Maybe the lun is trying to use both vSan nodes as active optimized paths? Idealy only 1 node should be active optimized for a single lun, no? Not sure where to check that in recent builds
-
hoba
- Posts: 28
- Joined: Mon Sep 18, 2017 6:44 am
Thu Dec 21, 2017 4:38 pm
Hi,
after my ticket at vmware was lost on a desk of an employee who went on vacation and I went through several steps of escalation, I at least got a hint from the next support technician. Performance is now actually fine. It all comes down to not configuring 2 vmkernel interfaces on the same vswitch hitting a single physical nic. I was doing this, to be able to use mpio with all 4 paths and even 2 paths if one of the vsan-nodes fails. After adding another NIC to the vmware server and putting a vmkernel interface on each of the nics I see decent performance, though I wonder why I see writes > 10 gibt/s but reads are maxed out at 10 gbit/s. However, if I run Tests from 2 vmware servers against 2 san nodes I see the full performance on both nodes (no degration while running diskbenchmarks on both vmwareservers inside VMs with diskfiles hosted on the vsan).
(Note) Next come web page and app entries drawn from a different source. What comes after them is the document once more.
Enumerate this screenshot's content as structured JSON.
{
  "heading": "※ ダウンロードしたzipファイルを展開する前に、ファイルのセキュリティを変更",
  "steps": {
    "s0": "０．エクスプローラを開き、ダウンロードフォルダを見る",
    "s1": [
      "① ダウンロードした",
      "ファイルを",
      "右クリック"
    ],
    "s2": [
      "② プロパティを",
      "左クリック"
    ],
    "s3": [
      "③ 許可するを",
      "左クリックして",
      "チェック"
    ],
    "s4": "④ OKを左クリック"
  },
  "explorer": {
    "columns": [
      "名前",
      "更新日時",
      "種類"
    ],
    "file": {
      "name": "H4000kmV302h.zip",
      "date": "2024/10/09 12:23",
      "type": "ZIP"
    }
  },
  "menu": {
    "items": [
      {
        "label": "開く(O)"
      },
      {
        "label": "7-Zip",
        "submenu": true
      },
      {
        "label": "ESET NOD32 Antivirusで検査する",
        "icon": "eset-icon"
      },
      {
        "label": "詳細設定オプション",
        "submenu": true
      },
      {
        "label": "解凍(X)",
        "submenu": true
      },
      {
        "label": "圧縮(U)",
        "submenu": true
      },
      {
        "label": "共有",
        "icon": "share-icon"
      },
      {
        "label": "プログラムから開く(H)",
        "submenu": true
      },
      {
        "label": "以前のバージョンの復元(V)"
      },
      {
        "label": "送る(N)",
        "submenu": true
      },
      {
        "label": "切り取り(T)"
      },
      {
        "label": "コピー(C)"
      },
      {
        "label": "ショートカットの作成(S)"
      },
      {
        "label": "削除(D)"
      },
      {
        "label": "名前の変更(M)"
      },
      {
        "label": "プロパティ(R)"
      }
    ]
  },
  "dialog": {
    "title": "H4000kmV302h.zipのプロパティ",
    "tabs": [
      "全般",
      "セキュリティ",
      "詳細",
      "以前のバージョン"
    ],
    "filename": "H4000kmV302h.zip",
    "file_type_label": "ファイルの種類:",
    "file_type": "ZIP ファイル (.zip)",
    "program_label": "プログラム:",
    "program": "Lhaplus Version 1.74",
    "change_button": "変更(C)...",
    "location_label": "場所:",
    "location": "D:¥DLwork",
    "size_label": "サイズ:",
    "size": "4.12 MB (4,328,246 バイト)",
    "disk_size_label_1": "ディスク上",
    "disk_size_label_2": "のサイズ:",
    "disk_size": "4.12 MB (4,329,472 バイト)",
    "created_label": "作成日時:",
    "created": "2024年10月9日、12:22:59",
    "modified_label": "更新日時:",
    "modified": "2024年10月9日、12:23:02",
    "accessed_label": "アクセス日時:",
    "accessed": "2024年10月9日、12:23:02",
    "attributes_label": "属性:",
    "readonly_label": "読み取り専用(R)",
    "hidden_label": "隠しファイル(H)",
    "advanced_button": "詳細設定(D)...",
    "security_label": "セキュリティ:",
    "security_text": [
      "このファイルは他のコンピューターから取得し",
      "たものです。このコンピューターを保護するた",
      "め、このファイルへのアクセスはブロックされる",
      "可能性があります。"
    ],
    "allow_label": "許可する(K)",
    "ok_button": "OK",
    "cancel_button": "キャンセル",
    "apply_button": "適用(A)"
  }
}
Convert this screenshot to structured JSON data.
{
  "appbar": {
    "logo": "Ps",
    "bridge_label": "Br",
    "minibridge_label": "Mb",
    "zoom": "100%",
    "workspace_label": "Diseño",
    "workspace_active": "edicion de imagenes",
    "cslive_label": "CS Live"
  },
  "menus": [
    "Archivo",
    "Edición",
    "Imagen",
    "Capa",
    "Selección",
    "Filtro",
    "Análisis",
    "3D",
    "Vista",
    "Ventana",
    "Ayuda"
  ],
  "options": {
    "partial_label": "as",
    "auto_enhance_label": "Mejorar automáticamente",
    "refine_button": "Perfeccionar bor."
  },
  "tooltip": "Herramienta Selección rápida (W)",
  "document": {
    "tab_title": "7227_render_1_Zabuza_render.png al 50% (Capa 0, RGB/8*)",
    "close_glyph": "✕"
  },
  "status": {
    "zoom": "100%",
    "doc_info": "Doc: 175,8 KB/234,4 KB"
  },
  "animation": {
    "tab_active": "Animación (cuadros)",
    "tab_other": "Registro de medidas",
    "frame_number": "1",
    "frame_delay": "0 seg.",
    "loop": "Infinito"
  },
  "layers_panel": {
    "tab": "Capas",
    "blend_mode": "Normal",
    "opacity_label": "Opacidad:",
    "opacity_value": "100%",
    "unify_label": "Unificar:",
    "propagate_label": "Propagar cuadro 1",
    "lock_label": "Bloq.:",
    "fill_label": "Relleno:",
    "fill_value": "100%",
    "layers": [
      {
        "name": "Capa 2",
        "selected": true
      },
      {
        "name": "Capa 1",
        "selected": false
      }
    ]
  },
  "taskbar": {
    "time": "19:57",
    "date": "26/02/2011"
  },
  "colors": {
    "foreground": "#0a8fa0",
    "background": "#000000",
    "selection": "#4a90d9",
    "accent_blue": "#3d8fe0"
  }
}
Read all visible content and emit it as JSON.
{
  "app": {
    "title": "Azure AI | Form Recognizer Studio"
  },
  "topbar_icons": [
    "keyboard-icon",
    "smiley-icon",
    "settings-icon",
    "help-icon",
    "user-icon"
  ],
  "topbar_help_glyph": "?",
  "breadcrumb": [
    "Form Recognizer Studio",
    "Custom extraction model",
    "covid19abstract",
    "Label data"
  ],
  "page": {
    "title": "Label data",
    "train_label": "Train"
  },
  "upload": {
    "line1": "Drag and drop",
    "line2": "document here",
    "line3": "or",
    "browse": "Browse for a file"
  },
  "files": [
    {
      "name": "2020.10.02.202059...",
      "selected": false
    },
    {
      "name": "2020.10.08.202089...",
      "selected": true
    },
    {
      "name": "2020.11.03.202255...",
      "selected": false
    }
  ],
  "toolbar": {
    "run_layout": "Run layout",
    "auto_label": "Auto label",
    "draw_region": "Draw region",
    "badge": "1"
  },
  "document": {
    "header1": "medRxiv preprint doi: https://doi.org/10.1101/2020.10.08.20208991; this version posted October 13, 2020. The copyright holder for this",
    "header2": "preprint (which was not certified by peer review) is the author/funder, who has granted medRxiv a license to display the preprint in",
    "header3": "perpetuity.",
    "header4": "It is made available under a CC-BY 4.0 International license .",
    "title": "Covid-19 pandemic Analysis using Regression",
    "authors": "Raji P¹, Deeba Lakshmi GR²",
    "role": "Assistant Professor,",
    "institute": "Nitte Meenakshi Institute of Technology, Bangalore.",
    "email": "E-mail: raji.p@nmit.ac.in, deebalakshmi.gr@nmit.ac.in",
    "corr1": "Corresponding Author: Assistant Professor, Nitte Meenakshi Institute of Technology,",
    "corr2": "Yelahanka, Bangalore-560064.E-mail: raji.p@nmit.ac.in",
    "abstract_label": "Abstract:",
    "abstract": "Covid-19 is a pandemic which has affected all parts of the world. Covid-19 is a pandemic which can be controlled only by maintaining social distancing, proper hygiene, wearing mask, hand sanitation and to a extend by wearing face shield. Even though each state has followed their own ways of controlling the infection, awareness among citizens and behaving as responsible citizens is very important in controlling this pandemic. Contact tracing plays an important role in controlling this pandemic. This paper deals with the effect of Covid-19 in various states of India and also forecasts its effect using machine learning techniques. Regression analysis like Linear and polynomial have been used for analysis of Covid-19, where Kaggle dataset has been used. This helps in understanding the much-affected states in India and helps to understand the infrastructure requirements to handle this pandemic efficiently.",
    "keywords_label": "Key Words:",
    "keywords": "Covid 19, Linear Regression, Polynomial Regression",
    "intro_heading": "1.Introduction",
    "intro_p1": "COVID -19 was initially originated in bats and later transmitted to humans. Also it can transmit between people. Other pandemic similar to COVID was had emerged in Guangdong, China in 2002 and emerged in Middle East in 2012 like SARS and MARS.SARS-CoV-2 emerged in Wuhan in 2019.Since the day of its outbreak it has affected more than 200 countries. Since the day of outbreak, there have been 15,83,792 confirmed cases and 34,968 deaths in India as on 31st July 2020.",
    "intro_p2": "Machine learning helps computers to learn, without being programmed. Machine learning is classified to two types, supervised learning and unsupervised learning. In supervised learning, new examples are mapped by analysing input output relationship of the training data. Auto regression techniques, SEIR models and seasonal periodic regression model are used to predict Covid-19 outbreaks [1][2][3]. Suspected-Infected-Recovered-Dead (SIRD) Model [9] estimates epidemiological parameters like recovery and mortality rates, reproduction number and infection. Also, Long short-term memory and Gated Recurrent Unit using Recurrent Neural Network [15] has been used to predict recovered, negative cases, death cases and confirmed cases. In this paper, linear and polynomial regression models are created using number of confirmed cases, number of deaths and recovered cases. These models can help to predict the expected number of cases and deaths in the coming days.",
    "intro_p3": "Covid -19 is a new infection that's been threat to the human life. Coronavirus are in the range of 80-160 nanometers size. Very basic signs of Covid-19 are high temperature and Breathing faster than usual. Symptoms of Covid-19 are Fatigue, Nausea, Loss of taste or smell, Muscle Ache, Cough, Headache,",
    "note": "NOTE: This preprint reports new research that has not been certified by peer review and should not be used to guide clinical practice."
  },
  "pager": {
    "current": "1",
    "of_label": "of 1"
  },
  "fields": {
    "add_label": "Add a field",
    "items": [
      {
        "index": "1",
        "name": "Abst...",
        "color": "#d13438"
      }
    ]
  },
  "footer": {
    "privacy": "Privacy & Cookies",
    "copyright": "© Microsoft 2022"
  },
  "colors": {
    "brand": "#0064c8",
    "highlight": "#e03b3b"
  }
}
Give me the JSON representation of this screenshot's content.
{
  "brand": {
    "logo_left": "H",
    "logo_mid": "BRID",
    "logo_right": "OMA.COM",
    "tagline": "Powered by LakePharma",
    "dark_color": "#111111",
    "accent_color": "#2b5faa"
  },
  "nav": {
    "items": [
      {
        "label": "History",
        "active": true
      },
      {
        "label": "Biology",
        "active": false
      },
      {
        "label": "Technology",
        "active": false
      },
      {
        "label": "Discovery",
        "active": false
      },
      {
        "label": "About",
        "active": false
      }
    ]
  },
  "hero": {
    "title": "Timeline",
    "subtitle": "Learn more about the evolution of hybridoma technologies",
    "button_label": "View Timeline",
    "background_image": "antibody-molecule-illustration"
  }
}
However during migration I will have to setup a single vsan node first without HA and add the HA-Node later with syncing the data from the first non HA existing node. I'm going to add another post for this, as this is not related.
Thanks so far!
Holger
-
Boris (staff)
- Staff
- Posts: 805
- Joined: Fri Jul 28, 2017 8:18 am
Thu Dec 21, 2017 5:39 pm
Holger,
thank you for getting back to this matter. At least now we see it was misconfiguration in terms of VMware setup.
-
Mitmont
- Posts: 4
- Joined: Thu Sep 29, 2016 6:22 pm
Fri Jan 05, 2018 7:58 pm
Hello this thread. If I may add to this. In our case 2012R2 with UI, Dell servers with high throughput NICs. What we came across was an issue when we hit a certain number of VMs we started to receive tons of Excessive Flush Cache messages. We saw this using WireShark on one of the members. We saw it in 2012R2 Clustered Storage Spaces also but didn't know how to handle them back in 2014. We did come across a fix that resolved our issue. There's an article by Ard-Jan Barnas called Tuning Windows 2012 -File System Part 1. We choose to make the following change per that article. TreatHostAsStableStorage. that was the biggest one. We also found some other specific tuning for our environment that we continue to deploy each time we create a new SW HA node. I'm adding that this is what worked for us... it may or may not be a correct action for every situation. Proceed at your own risk.